A Maravilhosa Vida de Santos=Dumont/Capítulo 3
Capitulo III – Infância em Cabangu
H. G. Wells senta-se na poltrona do lobby como uma criança, ansioso por uma nova historia, inclina seu corpo para frente e apóia sua cabeça nas duas mãos que por sua vez tem o cotovelo apoiado nos joelhos.
Santós ainda tem aquele olhar para o vazio enquanto fala:
“Aos sete anos, já eu tinha permissão para guiar as locomoveis de grandes rodas empregadas na nossa propriedade nos trabalhos do campo.
Aos 12, deixavam-me tomar o lugar do maquinista das locomotivas Baldwin que puxavam os trens carregados de café nas 60 milhas de via férrea assentadas por entre as plantações. Enquanto meu pai e meus irmãos montavam a cavalo para irem mais ou menos distante ver se os cafeeiros eram tratados, se a colheita ia bem ou se as chuvas causavam prejuízos, eu preferia fugir para a usina, para brincar com as máquinas de beneficiamento.
Presumo que em geral não se faz qualquer idéia do método cientifico que preside á exploração de uma fazenda de café no Brasil. Volta e meia era chamado para consertar o descascador e o separador mas os desafios mais sofisticados vinham das peneiras moveis.
As peneiras moveis, com especialidade, arriscavam-se a se avariar a cada momento, sua velocidade bastante grande, seu balanço horizontal muito rápido, consumiam uma quantidade enorme de energia motriz.
Constantemente fazia-se necessário trocar as polias. E bem me recordo dos vãos esforços que empregávamos para remediar os defeitos mecânicos do sistema.
Causava-me espécie que, entre todas as máquinas da usina, só essas desastradas peneiras moveis não fossem rotativas. Não eram rotativas, e eram defeituosas! Creio que foi este pequeno fato que, desde cedo, me pós de prevenção contra todos os processos mecânicos de agitação, e me predispor a favor do movimento rotatório, de mais fácil governo e mais prático.
Naquela época tinha certeza que dentro de meio século o homem conquistaria o ar com o emprego de máquinas voadoras mais pesadas que o meio onde se movem.” diz com um olhar de esperança.
“Ser-me-ia impossível dizer com que idade construí os meus primeiros papagaios de papel.”continua Santós “Lembro-me entretanto nitidamente das troças que faziam de mim os meus camaradas, quando brincavam de ‘passarinho-voa’.
O divertimento é muito conhecido dentre as crianças brasileiras. Todos colocam-se em torno de uma mesa, e uma delas vai perguntando, em voz alta: “Pombo voa?”... “Galinha voa?”... “Urubu voa?”...”Abelha voa?”... E assim sucessivamente. A cada chamada todos nós devíamos levantar o dedo e responder. Acontecia porém que de quando em quando gritavam “Cachorro voa?”... “Raposa voa?”... ou algum disparate semelhante, afim de nos surpreender. Se algum levantasse o dedo tinha de pagar uma prenda.
E meus companheiros não deixavam de piscar o olho e sorrir maliciosamente cada vez que perguntavam: “Homem voa?”... É que no mesmo instante eu erguia o meu dedo bem alto, e respondia:
“ V o a . . . “ com entonação de certeza absoluta, e me recusava obstinadamente a pagar prenda.
Nesse tempo, confesso que meu autor favorito era Julio Verne. A sadia imaginação deste escritor verdadeiramente grande, atuando com magia sobre as imutáveis leis da matéria, me fascinou desde a infância.
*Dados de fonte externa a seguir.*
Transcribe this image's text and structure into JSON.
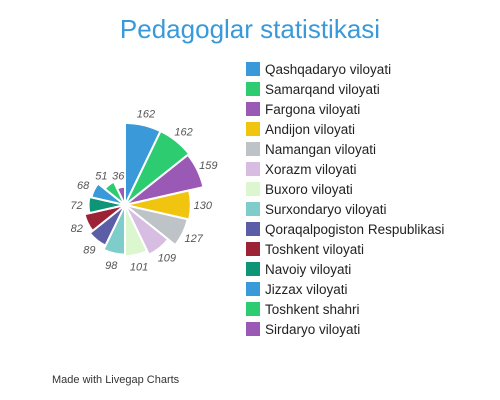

Nas suas concepções audaciosas eu via, sem nunca me embaraçar em qualquer dúvida, a mecânica e a ciência dos tempos do porvir, em que o homem, unicamente pelo seu gênio, se transformaria em um semi Deus.
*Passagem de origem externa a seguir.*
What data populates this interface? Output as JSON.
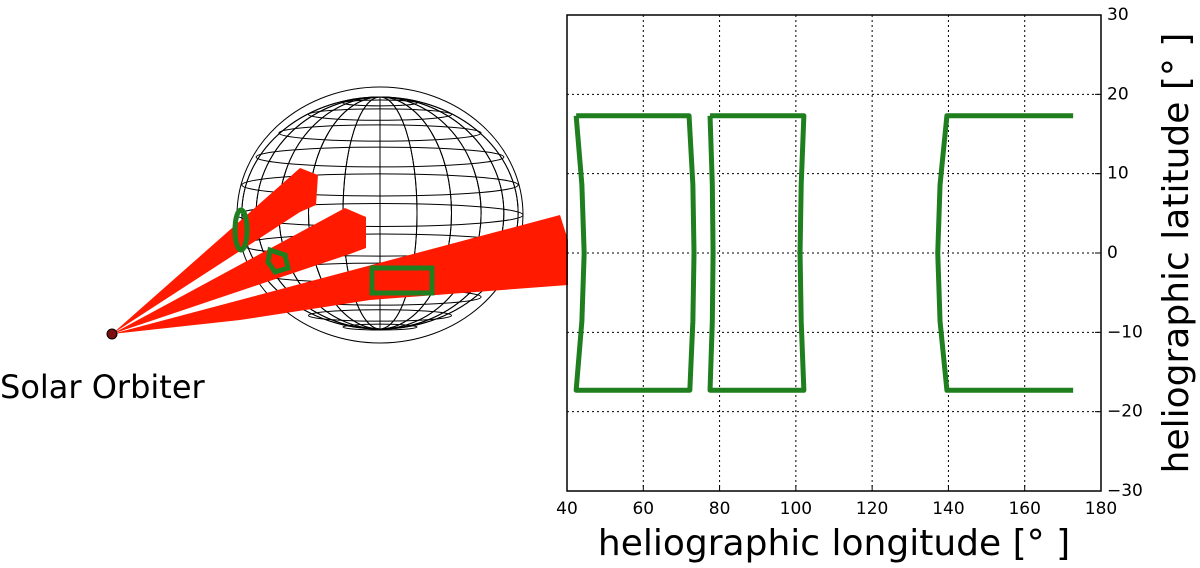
{
  "chart_data": {
    "type": "line",
    "annotations": [
      "Solar Orbiter"
    ],
    "xlabel": "heliographic longitude [° ]",
    "ylabel": "heliographic latitude [° ]",
    "xlim": [
      40,
      180
    ],
    "xticks": [
      40,
      60,
      80,
      100,
      120,
      140,
      160,
      180
    ],
    "ylim": [
      -30,
      30
    ],
    "yticks": [
      {
        "value": -30,
        "label": "−30"
      },
      {
        "value": -20,
        "label": "−20"
      },
      {
        "value": -10,
        "label": "−10"
      },
      0,
      10,
      20,
      30
    ],
    "grid": true,
    "series": [
      {
        "color": "#1f7f1f",
        "x": [
          42.4,
          72.0,
          73.0,
          73.3,
          73.0,
          72.2,
          42.4,
          43.9,
          44.5,
          43.9,
          42.4
        ],
        "values": [
          17.3,
          17.3,
          8.6,
          0,
          -8.6,
          -17.3,
          -17.3,
          -8.6,
          0,
          8.6,
          17.3
        ]
      },
      {
        "color": "#1f7f1f",
        "x": [
          77.5,
          102.1,
          101.4,
          101.1,
          101.4,
          102.1,
          77.5,
          78.1,
          78.3,
          78.1,
          77.5
        ],
        "values": [
          17.3,
          17.3,
          8.6,
          0,
          -8.6,
          -17.3,
          -17.3,
          -8.6,
          0,
          8.6,
          17.3
        ]
      },
      {
        "color": "#1f7f1f",
        "x": [
          172.7,
          139.6,
          137.8,
          137.2,
          137.8,
          139.6,
          172.7
        ],
        "values": [
          17.3,
          17.3,
          8.6,
          0,
          -8.6,
          -17.3,
          -17.3
        ]
      }
    ]
  }
}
Com o capitão Nemo e seus convidados explorei as profundidades do oceano, nesse precursor do submarino, o “Nautilus”. Com Philéas Fogg fiz em oitenta dias a volta do mundo. Na “Ilha a Hélice” e na “Casa a Vapor”, minha credulidade de menino saudou com entusiástico acolhimento o triunfo definitivo do automobilismo, que nessa ocasião não tinha ainda nome. Com Heitor Servadoc naveguei pelo espaço.
Com Robur conquistei o ar no Albatroz. Mal sabia que em menos de 10 anos depois, eu mesmo, estaria sobrevoando Paris na minha Balladeuse.”